The Slate Gist


The Clinton administration, civil libertarians, and the computer industry are enmeshed in a controversy over cryptography policy. What is cryptography? How and why does the government want to restrict it, and why are some people opposed?

Cryptography has two parts: encryption and decryption. Encryption uses complicated mathematical formulas to make information indecipherable. Decryption decodes the information. The strength of a computer encryption algorithm depends largely on “key length,” essentially the number of possible combinations in the code. A key that is 40 bits long, for example, has two raised to the 40th power (240) possible combinations. The longer the key, the harder the code is to crack.

Because of the rise of online commerce, there is a burgeoning market for cryptography to protect electronic transactions and sensitive data from hackers. But the government is concerned that foreign powers (as well as terrorists and criminal cartels) might obtain cryptography that is uncrackable. Advanced cryptography could be used to make phone conversations impregnable to wiretap and financial records invulnerable to subpoena. While the government permits U.S. companies to sell any cryptography domestically, it has imposed export restrictions on technology stronger than 40 bits.

These restrictions have angered the computer industry. Because hackers have broken 40-bit technology, and because foreign companies already sell superstrong encryption programs of 128 bits and more, there is little demand for legal (40-bit and under) U.S. cryptography. The industry claims that export restrictions could cost American computer companies more than $60 billion in annual revenues by the year 2000: $6 billion from lost cryptography sales, the rest from lost sales of associated hardware and software.

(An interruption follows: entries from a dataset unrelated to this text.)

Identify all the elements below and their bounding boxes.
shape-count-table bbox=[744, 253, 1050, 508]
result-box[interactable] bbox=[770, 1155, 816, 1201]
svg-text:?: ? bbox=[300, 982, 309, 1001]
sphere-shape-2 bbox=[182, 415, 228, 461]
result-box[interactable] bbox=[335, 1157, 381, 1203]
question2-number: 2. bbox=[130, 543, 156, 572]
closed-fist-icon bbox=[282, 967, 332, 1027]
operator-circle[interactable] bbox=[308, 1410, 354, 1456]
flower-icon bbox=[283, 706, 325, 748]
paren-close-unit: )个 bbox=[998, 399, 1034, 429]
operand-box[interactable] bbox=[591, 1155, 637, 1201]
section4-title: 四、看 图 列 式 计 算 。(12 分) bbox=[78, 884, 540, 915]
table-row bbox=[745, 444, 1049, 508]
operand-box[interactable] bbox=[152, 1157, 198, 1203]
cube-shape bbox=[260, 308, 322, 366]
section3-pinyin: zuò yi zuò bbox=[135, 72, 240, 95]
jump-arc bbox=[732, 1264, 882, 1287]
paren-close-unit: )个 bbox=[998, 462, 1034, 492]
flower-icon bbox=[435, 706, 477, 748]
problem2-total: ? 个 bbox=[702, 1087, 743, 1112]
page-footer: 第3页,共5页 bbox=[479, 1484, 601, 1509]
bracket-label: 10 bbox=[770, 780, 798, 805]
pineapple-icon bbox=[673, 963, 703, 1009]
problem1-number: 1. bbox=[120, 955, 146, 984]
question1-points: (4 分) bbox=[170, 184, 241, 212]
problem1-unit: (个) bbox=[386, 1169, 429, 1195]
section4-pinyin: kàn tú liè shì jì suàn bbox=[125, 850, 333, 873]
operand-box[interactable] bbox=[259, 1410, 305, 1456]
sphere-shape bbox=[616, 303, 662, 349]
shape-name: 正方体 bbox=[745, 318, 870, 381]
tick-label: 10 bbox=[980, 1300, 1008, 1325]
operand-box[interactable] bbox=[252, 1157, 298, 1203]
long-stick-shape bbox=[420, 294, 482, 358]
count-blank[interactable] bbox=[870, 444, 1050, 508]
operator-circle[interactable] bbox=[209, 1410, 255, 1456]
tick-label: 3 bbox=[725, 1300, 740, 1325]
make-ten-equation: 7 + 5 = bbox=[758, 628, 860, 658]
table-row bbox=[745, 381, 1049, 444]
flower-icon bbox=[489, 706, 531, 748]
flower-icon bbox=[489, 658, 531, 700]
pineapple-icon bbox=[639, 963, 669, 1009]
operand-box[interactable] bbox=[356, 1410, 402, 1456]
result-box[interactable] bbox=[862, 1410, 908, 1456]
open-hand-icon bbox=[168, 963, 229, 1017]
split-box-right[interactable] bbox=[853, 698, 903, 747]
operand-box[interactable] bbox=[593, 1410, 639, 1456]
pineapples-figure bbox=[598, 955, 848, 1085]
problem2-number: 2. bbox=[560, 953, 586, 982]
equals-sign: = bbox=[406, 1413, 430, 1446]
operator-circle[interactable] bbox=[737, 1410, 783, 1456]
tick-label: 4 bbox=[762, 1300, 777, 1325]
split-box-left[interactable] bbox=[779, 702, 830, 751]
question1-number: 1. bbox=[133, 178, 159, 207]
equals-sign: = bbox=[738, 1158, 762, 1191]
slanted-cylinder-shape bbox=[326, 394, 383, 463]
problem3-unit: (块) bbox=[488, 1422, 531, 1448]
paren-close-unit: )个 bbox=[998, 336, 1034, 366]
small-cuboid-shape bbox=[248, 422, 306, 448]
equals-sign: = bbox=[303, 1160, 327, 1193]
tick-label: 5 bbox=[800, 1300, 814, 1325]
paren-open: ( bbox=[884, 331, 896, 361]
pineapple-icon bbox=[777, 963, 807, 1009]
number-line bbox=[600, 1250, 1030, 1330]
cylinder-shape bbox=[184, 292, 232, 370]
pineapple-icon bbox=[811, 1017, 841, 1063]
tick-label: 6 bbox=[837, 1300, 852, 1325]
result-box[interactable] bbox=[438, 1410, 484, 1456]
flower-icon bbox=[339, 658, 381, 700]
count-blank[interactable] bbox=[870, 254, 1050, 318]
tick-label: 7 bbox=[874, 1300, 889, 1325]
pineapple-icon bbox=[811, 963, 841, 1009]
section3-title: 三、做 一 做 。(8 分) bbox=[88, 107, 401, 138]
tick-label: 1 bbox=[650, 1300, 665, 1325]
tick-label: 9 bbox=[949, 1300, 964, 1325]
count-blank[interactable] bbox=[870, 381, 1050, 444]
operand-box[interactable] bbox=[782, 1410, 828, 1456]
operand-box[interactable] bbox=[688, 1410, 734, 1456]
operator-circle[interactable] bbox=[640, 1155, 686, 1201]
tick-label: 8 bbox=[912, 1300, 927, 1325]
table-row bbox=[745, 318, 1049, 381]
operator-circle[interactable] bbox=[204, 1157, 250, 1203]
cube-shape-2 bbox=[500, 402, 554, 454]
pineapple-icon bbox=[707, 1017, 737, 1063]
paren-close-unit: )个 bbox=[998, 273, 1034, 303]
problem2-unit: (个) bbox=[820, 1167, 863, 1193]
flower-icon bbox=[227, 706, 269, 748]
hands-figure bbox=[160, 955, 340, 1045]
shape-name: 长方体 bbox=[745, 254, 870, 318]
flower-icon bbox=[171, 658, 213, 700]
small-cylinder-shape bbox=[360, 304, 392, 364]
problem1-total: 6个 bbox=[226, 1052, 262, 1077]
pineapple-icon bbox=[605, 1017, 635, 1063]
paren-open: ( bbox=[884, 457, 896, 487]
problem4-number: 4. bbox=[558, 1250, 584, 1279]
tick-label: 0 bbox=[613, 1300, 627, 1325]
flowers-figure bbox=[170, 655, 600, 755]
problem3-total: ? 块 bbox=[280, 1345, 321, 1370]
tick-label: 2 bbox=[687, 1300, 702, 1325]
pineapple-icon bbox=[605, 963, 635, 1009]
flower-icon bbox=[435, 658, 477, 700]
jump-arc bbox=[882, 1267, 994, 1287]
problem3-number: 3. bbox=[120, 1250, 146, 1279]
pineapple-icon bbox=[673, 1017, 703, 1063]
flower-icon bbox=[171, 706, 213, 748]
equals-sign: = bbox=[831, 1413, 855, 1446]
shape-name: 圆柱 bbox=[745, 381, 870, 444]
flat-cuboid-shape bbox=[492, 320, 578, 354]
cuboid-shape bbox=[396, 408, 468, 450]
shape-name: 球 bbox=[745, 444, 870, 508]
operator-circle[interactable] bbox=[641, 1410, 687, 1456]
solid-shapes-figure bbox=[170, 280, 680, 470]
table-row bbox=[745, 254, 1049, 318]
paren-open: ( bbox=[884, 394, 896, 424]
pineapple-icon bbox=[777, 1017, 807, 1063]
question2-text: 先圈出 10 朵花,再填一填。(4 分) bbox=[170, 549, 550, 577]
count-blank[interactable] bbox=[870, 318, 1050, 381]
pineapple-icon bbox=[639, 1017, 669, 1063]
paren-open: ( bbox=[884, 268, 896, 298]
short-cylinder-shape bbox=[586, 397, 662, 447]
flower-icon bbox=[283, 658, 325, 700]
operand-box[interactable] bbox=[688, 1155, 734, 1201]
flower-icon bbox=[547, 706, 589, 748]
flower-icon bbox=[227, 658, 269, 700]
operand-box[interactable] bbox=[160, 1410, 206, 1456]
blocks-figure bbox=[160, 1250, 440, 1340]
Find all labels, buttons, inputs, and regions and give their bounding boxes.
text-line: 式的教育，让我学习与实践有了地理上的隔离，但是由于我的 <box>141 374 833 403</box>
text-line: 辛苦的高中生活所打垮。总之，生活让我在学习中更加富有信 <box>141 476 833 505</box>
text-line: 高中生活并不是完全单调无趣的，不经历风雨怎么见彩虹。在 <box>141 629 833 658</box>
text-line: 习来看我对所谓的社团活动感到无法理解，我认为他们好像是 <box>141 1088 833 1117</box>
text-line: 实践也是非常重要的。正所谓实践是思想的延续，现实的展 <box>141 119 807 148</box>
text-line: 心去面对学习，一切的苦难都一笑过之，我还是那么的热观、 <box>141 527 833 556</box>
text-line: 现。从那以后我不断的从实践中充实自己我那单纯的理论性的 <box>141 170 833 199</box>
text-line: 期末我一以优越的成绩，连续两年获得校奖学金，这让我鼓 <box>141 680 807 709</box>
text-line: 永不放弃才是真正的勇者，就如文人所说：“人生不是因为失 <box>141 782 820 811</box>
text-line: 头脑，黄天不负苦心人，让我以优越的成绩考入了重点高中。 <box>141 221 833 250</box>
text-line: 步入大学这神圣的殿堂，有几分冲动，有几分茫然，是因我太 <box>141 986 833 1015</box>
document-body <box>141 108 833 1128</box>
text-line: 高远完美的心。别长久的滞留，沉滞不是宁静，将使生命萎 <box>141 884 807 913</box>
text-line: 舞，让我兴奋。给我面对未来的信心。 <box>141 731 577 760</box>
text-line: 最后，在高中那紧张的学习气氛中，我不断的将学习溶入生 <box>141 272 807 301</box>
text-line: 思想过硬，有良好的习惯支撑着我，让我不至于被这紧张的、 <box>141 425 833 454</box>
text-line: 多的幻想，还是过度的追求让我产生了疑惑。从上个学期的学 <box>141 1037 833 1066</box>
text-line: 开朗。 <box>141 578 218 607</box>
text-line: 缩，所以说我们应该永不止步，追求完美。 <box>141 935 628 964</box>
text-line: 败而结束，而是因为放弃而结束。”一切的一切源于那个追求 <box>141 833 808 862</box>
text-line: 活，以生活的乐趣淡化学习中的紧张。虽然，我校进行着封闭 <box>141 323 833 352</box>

The Clinton administration’s cryptography stand reflects the strong law-and-order views of the FBI and Justice Department. Critics argue that unbreakable encryption already is marketed by foreign companies, so the export restrictions on American cryptography do no good. Currently, there is no international encryption standard in place; but the law-enforcement agencies hope that U.S. export policy will lead to one.

Since 1993, the administration has been using export restrictions as leverage to encourage American companies to adopt a standard with a “backdoor“–a route of entry for an outsider, such as the U.S. government, to recover encrypted data. (The 128-bit encryption currently sold by foreign companies contains no such backdoor.)

B ut the administration’s efforts to establish a standard have failed. First came the “Clipper Chip,” an 80-bit encryption algorithm designed by the National Security Agency. In April 1993, the administration said it would lift export restrictions on companies that use the Clipper Chip. However, the government would keep a “key,” which it could use to tap a phone or decrypt data. Current rules requiring court orders for such invasions of privacy would, presumably, continue to apply. Nevertheless, civil libertarians denounced the Clipper Chip as a Big Brother intrusion, and the computer industry refused to market encryption that the U.S. government could crack at will.

In 1995, the administration substituted “key escrow” for the Clipper Chip. Under key escrow (dubbed “Clipper II” by opponents), companies could export strong encryption algorithms, but would have to file a key with a government-approved agent, such as a bank. But key escrow flopped, too. The computer industry said it could not sell a program with a floating key accessible to the U.S. government.

I n a case of role reversal, the Democratic administration’s law-and-order stance has been matched by the Republicans’ rediscovery of civil liberties. Civil libertarians and the computer industry recruited pro-business Republicans and anti-government conservatives on Capitol Hill (as well as some liberal Democrats). In 1996, these legislators introduced a bill to all but eliminate export restrictions. The legislation did not go to a vote, but it has an excellent chance of passing next year. Bob Dole endorsed the bill; Clinton has promised to veto it.

This political pressure forced the Clinton administration to propose a compromise last week. Vice President Gore offered an executive order that would ease export restrictions by 1) raising the export limit from 40 bits to 56 bits for at least the next two years (allowing U.S. companies to meet the current minimum commercial standard); 2) transferring export-license authority from a State Department military office, which almost always refuses applications, to the more friendly Commerce Department; 3) permitting export of encryption of unlimited strength, provided the technology incorporates “key recovery.” This is similar to key escrow, except there is no single key and the government holds nothing. In key recovery, a key is broken into several separate pieces of information and the pieces are stored separately, perhaps by the users themselves, perhaps by outside agents. Reconstructing the key requires the cooperation of each holder.

If key recovery is adopted, terrorists are likely to eschew it in favor of unbreakable technology. But if banks, airlines, and communications companies accept key recovery, the terrorists will risk potential exposure every time they do business with those institutions. Key recovery has barely been tested, much less perfected. And while a few companies–notably IBM–have embraced the technology, others–like Netscape–strongly object to it. The rest of the industry is waiting to see how much control the government demands over recovered keys. In fact, many experts believe that the key recovery scheme is so vague and tentative as to be irrelevant. They say the encryption issue will only be resolved when Congress debates the issue next year.